We’ve all probably been on holiday somewhere, seen a local person dressed in traditional garb or suchlike, and thought, “That would make a fantastic photograph, but I don’t have the nerve to just take a snap.”
Well, you can always ask permission, and the worst that can happen is a curt refusal. But often even with a ‘yes’ response, the moment of the perfect shot is lost, or the local person might start to pose or look awkward. And is it ethical to take photos of local people? Is it somewhat like treating them like monkeys in an open zoo?
Wilfred Thesiger took the most wonderful photos of people in far off places that I’ve ever seen. I wonder how he did it.

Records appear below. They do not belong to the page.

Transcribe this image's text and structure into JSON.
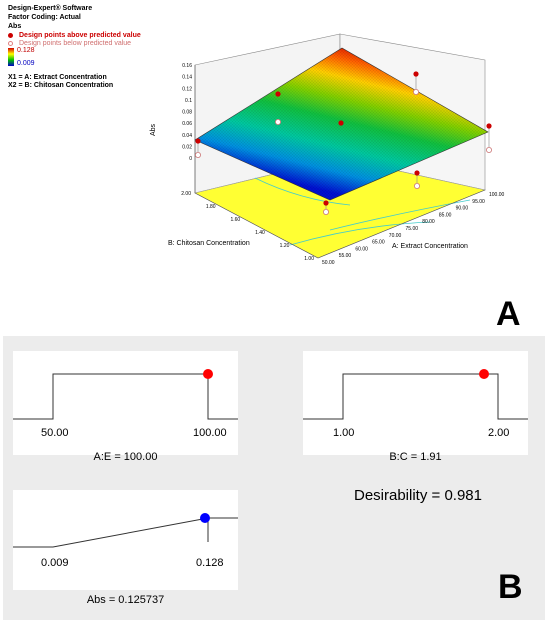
{
  "header": {
    "software": "Design-Expert® Software",
    "factor_coding": "Factor Coding: Actual",
    "response": "Abs",
    "legend_above": "Design points above predicted value",
    "legend_below": "Design points below predicted value",
    "scale_max": "0.128",
    "scale_min": "0.009",
    "x1": "X1 = A: Extract Concentration",
    "x2": "X2 = B: Chitosan Concentration"
  },
  "colors": {
    "above_point": "#cc0000",
    "below_point": "#f4b3b3",
    "scale_top": "#d40000",
    "scale_bottom": "#0000c8",
    "floor": "#ffff33",
    "desirability_point_factor": "#ff0000",
    "desirability_point_response": "#0000ff"
  },
  "chart_data": [
    {
      "type": "surface3d",
      "z_label": "Abs",
      "x_label": "A: Extract Concentration",
      "y_label": "B: Chitosan Concentration",
      "z_ticks": [
        "0",
        "0.02",
        "0.04",
        "0.06",
        "0.08",
        "0.1",
        "0.12",
        "0.14",
        "0.16"
      ],
      "x_ticks": [
        "50.00",
        "55.00",
        "60.00",
        "65.00",
        "70.00",
        "75.00",
        "80.00",
        "85.00",
        "90.00",
        "95.00",
        "100.00"
      ],
      "y_ticks": [
        "1.00",
        "1.20",
        "1.40",
        "1.60",
        "1.80",
        "2.00"
      ],
      "zlim": [
        0,
        0.16
      ],
      "xlim": [
        50,
        100
      ],
      "ylim": [
        1,
        2
      ],
      "surface_corners": [
        {
          "x": 50,
          "y": 1,
          "z": 0.009
        },
        {
          "x": 100,
          "y": 1,
          "z": 0.045
        },
        {
          "x": 100,
          "y": 2,
          "z": 0.128
        },
        {
          "x": 50,
          "y": 2,
          "z": 0.05
        }
      ]
    },
    {
      "type": "desirability_ramps",
      "panel_label": "B",
      "plots": [
        {
          "name": "A:E",
          "low": "50.00",
          "high": "100.00",
          "value_label": "A:E = 100.00",
          "value": 100.0,
          "point_color": "red"
        },
        {
          "name": "B:C",
          "low": "1.00",
          "high": "2.00",
          "value_label": "B:C = 1.91",
          "value": 1.91,
          "point_color": "red"
        },
        {
          "name": "Abs",
          "low": "0.009",
          "high": "0.128",
          "value_label": "Abs = 0.125737",
          "value": 0.125737,
          "point_color": "blue"
        }
      ],
      "desirability_label": "Desirability = 0.981",
      "desirability": 0.981
    }
  ],
  "panel_a_label": "A",
  "panel_b_label": "B"
}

The people he photographed, in many cases, would not have known what a camera was and may never have seen a photograph. So did Wilfred just say to them, “Go and stand over there on that sand dune and look noble, whilst I fiddle with this little box thing. You will never see the result of all of this, but your image will appear in books and amaze people thousands of miles away, and folk will look at your image even after you and I are both dead.” I wonder how that went down, with a local marsh Arab.
I take a supply of balloons and pens with me, nowadays, which worked OK within this setting. With kids, I ask what their name is, and how old they are, give them a balloon, and then point at my camera and indicate that I’d like to take a photo. Usually this works well, but I don’t always take a photo.
The two above seemed not too sure what to do with their balloons. Their parents were across the track on the Nepal side, and seemed happy that I’d given their kids balloons.
Balloons are just a temporary bit of fun. If you give folk pens, is it a step on the road to a cargo cult?
If kids ask me for money, I don’t give them any and I don’t take their picture.
I sometimes offer older folk a pen and then ask if it’s OK to take a picture. I had to ask the woman above to go back to doing her washing for the photo, as she initially thought I wanted her to pose standing up.
Sometimes a mixture of locals and a tourist can work OK.
And often, you can take a perfectly reasonable photo without having to trouble the locals at all.
I’m happy with the above snaps, but I wish I could work my Canon camera properly, and then the photos would be a lot better. I had an auto-focus problem with the Canon for a while on the trip, and my eyesight is not good enough to focus manually. I’m not a patch on JD, the Lone Groover, who sees great shots where no-one else sees them.